Fraktionschef Hauk oder Landtagspräsident Wolf?

In der Riege der 60 Landtagsabgeordneten wird Hauk vorgehalten, keine überzeugende Oppositionstrategie zu fahren. Fehlender Korpsgeist wird beklagt, laut über „das viel zu kleine Karo“ gestöhnt. Auch beim CDU-geneigten Publikum außerhalb des Landtags stößt Hauk auf Distanz. Ganz anders dagegen Landtagspräsident Guido Wolf. Der frühere Tuttlinger Landrat nutzt das machtpolitische Vakuum und reist und redet landauf, landab. Wolf findet in aller Regel den richtigen Ton, mal präsidial-mahnend, mal populär-aufmunternd. Wo er auftritt, kommt er an.

Ob Wolf auch den harten politischen Schlagabtausch kann, müsste er noch beweisen – als Fraktionschef. Der Landtagspräsident gilt inzwischen als entschlossen, gegen Hauk bei den turnusmäßigen Neuwahlen im Frühjahr anzutreten. Seine Erfolgsaussichten werden intern positiv eingeschätzt. Dass Wolf damit auch nach der Spitzenkandidatur greift, versteht sich von selbst. Von Strobl, der sowohl unter dem liberalen Oettinger wie unter dem konservativen Mappus gern austeilender Generalsekretär war, weiß man, dass er Kretschmann und Co. verbal Paroli bieten kann. Der einstige Burschenschaftler mit dem Schmiss war früher immer mal wieder für einen Schlag unter die Gürtellinie gut. Härter würde ein Wahlkampf mit Strobl als Herausforderer allemal.

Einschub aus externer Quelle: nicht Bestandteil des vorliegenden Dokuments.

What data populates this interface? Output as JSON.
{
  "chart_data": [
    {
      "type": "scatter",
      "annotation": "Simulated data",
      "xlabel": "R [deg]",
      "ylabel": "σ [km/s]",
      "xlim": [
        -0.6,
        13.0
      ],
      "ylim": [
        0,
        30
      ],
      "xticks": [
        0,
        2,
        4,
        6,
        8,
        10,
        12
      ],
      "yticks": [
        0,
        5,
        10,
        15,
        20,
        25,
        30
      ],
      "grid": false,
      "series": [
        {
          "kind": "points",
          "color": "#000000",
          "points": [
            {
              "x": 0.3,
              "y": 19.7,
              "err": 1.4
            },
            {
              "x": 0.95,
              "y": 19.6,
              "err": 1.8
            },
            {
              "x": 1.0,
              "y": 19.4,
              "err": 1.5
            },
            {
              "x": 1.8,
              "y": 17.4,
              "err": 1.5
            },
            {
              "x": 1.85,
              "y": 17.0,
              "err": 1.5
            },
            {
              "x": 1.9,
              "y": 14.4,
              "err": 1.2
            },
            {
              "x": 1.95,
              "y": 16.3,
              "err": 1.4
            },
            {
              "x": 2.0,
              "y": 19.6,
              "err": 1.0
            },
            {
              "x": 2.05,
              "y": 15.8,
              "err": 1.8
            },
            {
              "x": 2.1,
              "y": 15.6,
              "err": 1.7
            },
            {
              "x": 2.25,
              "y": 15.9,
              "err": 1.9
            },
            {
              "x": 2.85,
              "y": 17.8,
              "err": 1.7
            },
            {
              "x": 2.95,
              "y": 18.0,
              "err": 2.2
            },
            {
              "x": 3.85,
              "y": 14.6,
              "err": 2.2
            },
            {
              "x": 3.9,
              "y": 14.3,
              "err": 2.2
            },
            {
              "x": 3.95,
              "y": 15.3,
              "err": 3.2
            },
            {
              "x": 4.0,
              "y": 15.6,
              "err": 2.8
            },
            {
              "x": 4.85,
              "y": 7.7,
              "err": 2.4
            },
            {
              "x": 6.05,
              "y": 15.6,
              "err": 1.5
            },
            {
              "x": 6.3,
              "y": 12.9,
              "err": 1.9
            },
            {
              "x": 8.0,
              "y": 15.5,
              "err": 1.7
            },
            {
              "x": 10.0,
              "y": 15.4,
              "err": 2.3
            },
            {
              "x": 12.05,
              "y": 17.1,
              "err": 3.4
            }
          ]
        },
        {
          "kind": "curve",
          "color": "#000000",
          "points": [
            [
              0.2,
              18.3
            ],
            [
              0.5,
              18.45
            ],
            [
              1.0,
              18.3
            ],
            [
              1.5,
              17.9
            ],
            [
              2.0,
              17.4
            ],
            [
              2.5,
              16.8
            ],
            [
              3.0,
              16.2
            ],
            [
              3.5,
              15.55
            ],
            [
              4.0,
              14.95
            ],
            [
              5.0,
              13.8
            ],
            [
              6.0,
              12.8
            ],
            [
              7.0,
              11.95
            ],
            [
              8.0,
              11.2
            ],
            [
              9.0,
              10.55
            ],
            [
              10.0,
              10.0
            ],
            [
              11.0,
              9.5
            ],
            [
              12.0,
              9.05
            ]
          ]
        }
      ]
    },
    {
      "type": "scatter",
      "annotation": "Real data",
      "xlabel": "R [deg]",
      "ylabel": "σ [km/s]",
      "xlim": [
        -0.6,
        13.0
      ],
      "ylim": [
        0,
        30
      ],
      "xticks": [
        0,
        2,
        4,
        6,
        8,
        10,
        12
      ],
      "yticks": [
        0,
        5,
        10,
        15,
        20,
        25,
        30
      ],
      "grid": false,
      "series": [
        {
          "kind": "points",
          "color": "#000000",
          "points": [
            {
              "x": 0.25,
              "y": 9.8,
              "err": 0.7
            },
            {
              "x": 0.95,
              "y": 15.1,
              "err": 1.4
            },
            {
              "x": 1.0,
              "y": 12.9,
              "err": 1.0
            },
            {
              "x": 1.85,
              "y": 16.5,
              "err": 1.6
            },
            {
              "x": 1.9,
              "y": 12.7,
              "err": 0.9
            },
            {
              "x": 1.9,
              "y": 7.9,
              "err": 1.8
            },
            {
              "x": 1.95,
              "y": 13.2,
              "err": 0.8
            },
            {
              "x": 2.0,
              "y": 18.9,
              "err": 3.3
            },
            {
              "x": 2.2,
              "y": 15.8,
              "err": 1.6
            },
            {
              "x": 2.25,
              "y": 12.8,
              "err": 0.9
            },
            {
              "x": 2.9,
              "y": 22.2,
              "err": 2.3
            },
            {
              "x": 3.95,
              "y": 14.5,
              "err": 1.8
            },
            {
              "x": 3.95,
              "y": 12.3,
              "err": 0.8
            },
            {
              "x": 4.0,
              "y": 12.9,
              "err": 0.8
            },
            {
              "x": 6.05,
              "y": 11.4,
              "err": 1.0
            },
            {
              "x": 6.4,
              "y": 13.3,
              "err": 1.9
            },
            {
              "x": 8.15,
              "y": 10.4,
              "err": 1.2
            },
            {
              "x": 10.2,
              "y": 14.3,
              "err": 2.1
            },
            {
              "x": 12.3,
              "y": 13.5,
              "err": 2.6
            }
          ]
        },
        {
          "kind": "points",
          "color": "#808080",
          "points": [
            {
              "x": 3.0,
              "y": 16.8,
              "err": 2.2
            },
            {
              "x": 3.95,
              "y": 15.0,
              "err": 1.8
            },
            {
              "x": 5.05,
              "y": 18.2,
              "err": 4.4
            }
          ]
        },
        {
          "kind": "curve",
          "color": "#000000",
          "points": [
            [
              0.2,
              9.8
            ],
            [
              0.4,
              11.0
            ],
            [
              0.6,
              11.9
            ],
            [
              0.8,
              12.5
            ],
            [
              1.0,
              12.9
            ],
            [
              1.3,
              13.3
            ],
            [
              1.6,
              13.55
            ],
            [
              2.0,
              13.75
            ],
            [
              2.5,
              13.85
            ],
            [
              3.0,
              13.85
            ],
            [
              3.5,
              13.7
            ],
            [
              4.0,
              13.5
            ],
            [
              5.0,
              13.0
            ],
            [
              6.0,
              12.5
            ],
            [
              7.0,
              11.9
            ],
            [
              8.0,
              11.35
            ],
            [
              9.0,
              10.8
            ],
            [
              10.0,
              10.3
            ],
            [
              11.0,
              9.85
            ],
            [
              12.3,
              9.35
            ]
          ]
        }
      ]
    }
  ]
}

Mitgliederentscheid - noch ohne Datum

Was die CDU-Mitglieder goutieren, weiß man nicht. Sicher ist nur, dass sie die Wahl haben. Ein Datum für den Mitgliederentscheid ist noch nicht festgelegt. Parteichef Strobl wäre es am liebsten, bis zur Kommunalwahl Ende Mai blieben zunächst alle auf ihren Posten. Ob danach verhindert werden kann, dass die baden-württembergische CDU wieder in zwei Lager zerfällt – wie schon einmal, als die Parteimitglieder zwischen Oettinger und Annette Schavan zu wählen hatten –, das ist offen.